For example, imagine two glass plates that are stacked like a sandwich, with a thin layer of liquid between. If the bottom plate is held still and the top plate is moved quickly to one side, it sets the fluid in motion, and creates forces within the fluid that, in turn, act upon the glass.
In simple fluids like water, this sliding motion creates complementary forces that tend to push the plate along in the direction that it was sliding. In more complex fluids like polymers, tension develops, creating forces that tend to push the plates apart. Around 1980, it was discovered that liquid crystalline polymers –the chief ingredients in ultrastrong fibers like Kevlar and Zylon — created forces that tugged the plates together. This force is referred to as “negative normal stress,” as opposed to the more common positive forces that push plates apart.
Last year, Matteo Pasquali, assistant professor of chemical engineering, and colleague professors and graduate students at Rice were trying to create a strong fiber of pure carbon nanotubes. The researchers were attempting to adapt the methods DuPont had pioneered in the creation of Kevlar, and they ended up with a solution of nanotubes that behaved like a liquid crystalline polymer. The solution exhibited negative normal stress, which was a confirmation that the nanotubes had made a liquid crystal.
At about the same time, Pasquali and graduate students Alberto Montesi and Alejandro Pea were testing emulsions of oil and water. Emulsions are combinations of two or more liquids that do not mix, and they are common in industrial settings like oil fields as well as in everyday foodstuffs like mayonnaise or vinaigrette salad dressing. In oil and water, an emulsion is created when tiny droplets of water become dispersed throughout the oil.
Pasquali, Montesi and Pea found that negative normal stress was present in their oil and water emulsions when the concentration of water droplets was in a specific range. The research was published last month in the academic journal Physical Review Letters.
“When I first saw the data, I thought we had made a mistake,” said Pasquali. “My students and I joked that we must be the only lab that had ever had negative normal stresses on two systems. However, we double- and triple-checked, and the effect was still there.
“Then, we heard that Erik Hobbie’s group at the National Institute for Standards and Technology was getting similar results with suspensions of carbon nanotubes. A collaboration ensued and we all began to feel more certain that the findings — though unusual — were correct.”
The startling results led Pasquali’s group to expand its experiments to some commonplace emulsions.
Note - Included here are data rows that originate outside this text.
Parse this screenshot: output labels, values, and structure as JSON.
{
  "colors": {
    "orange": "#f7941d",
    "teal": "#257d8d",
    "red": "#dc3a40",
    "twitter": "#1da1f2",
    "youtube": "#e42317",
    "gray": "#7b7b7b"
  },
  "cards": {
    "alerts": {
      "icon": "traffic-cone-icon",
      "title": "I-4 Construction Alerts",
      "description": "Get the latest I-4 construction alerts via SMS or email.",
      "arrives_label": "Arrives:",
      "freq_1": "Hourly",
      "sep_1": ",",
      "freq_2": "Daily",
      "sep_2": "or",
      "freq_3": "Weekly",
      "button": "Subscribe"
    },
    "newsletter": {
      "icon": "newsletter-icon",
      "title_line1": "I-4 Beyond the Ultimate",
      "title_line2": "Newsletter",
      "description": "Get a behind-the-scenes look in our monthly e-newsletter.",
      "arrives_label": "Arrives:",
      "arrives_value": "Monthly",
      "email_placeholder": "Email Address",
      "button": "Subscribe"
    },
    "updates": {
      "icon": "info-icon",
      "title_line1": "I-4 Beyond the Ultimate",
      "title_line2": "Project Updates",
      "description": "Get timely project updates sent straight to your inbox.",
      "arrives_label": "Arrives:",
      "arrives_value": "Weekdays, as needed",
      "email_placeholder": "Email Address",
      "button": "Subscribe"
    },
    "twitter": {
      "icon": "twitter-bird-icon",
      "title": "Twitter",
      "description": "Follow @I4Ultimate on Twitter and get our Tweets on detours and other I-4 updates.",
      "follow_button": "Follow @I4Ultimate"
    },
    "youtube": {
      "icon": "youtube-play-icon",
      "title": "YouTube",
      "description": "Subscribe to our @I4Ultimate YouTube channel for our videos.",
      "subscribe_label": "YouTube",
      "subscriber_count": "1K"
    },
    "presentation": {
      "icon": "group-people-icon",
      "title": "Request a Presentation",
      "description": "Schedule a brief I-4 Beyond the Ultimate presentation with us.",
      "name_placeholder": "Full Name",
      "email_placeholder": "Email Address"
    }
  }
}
“I went to the store, bought a jar of mayonnaise and tested it,” said Montesi. “I was curious to see if it showed the same negative normal stress, and it did.”
The findings clearly open the door to future studies about the underlying phenomena behind negative normal stress.
“This finding opens interesting research and development opportunities,” said Pea, now a senior research engineer at Schlumberger. “A better understanding of the phenomena that underlay the onset of negative normal stresses — the interplay between the tendency of droplets to form collective structures at the microscopic level and the macroscopic behavior of emulsions in flow — will lead to novel developments in the formulation of emulsions and other dispersed systems of practical relevance such as suspensions of solids and foams.”
Pasquali added that more study is needed before practical applications will become apparent.
“It’s really too early to foresee the full range of useful applications that might arise from this new understanding of negative normal stress,” said Pasquali. “Obviously, any application where there are mixtures of oil and water — like petroleum production, food processing and the like — could be candidates.”